The eye is a delicate structure and requires the examiner to pay explicit attention to technique. The patient should be placed in the supine to semirecumbent position. If the patient is noted to have obvious globe rupture the exam should not be preformed at the bedside. A high-frequency (7.5–15 MHz) linear transducer should be used for the exam. Most ultrasound machines currently have an “ophthalmological” setting, though other presets, such as small parts, musculoskeletal, or superficial, can be used if output power is reduced (please consult with the specific ultrasound system manufacturer to assure safety compliance). The patient should be advised to keep his or her eyes shut during the exam. Alternatively, a clear bio-occlusive IV dressing can be placed over the affected eye if the patient has difficulty keeping his or her eyes closed during the exam (Figure 28-3).
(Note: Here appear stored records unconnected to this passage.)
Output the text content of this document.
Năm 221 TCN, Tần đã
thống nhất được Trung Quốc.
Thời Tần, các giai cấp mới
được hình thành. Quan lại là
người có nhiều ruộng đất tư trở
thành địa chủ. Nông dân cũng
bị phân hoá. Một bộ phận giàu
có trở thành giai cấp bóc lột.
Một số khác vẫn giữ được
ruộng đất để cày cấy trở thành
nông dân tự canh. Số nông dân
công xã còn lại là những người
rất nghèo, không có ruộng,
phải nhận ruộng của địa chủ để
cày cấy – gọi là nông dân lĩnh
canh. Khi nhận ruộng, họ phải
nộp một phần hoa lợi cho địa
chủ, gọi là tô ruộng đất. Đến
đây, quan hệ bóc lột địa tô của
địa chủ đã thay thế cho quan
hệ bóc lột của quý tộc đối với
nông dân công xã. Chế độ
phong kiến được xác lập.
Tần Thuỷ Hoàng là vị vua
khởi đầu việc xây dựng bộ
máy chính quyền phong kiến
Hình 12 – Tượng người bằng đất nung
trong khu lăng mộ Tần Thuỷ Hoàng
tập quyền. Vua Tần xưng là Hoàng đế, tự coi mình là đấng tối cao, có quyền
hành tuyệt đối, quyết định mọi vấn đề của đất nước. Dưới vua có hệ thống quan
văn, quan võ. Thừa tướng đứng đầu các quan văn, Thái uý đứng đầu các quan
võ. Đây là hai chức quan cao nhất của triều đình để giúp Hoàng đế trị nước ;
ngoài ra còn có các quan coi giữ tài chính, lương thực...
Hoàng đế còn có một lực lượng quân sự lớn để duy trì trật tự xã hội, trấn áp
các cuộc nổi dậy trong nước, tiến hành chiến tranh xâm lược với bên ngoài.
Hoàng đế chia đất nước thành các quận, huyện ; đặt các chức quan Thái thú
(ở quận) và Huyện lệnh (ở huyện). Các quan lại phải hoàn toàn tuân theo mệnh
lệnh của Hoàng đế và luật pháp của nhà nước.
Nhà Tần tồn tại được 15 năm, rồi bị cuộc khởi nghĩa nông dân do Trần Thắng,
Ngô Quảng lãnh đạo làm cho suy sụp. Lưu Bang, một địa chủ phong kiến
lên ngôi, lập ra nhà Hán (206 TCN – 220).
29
A copious amount of ultrasound gel should be applied to the preorbital space (Figure 28-4). The high-frequency linear array transducer should be placed in the sagittal plane with the transducer marker toward the patient’s head (Figure 28-5). Care should be taken to not place pressure on the ocular structures but rather using the mound of gel as a standoff pad between the transducer and the patient’s eye. The examiner’s hand can rest on the bridge of the nose or the eyebrow to steady the image and limit arm fatigue. The transducer should then be swept medially and laterally to identify any pathology. After a full evaluation in the sagittal plane, the transducer should be rotated to the left 90° to the transverse plane. The transducer should be swept from cranial to caudal to identify any pathology. In addition to this sweeping motion, it is sometimes helpful to have the patient shift his or her gaze from side to side or up to down (Video 28-1). These so-called kinetic eye movements can sometimes help elucidate underlying pathology, like posterior vitreous hemorrhage or retinal detachment. It will be important during the exam to be able to increase the gain multiple times throughout the ultrasound.
Trauma to the orbit or surrounding structures is often difficult to evaluate for a nonophthalmological specialist. With concomitant head injury and concern over intracranial pressure, prying the patients swollen eyelids open to perform a limited physical exam is typically dissuaded. It is therefore not surprising that in the setting of multisystem trauma the vast amount of ocular injuries go unrecognized for this reason. Ocular ultrasound allows the provider to perform a rapid examination of the surrounding orbit, the globe, the internal structures, and the retrobulbar space for pathological conditions that would require urgent ophthalmological consultation.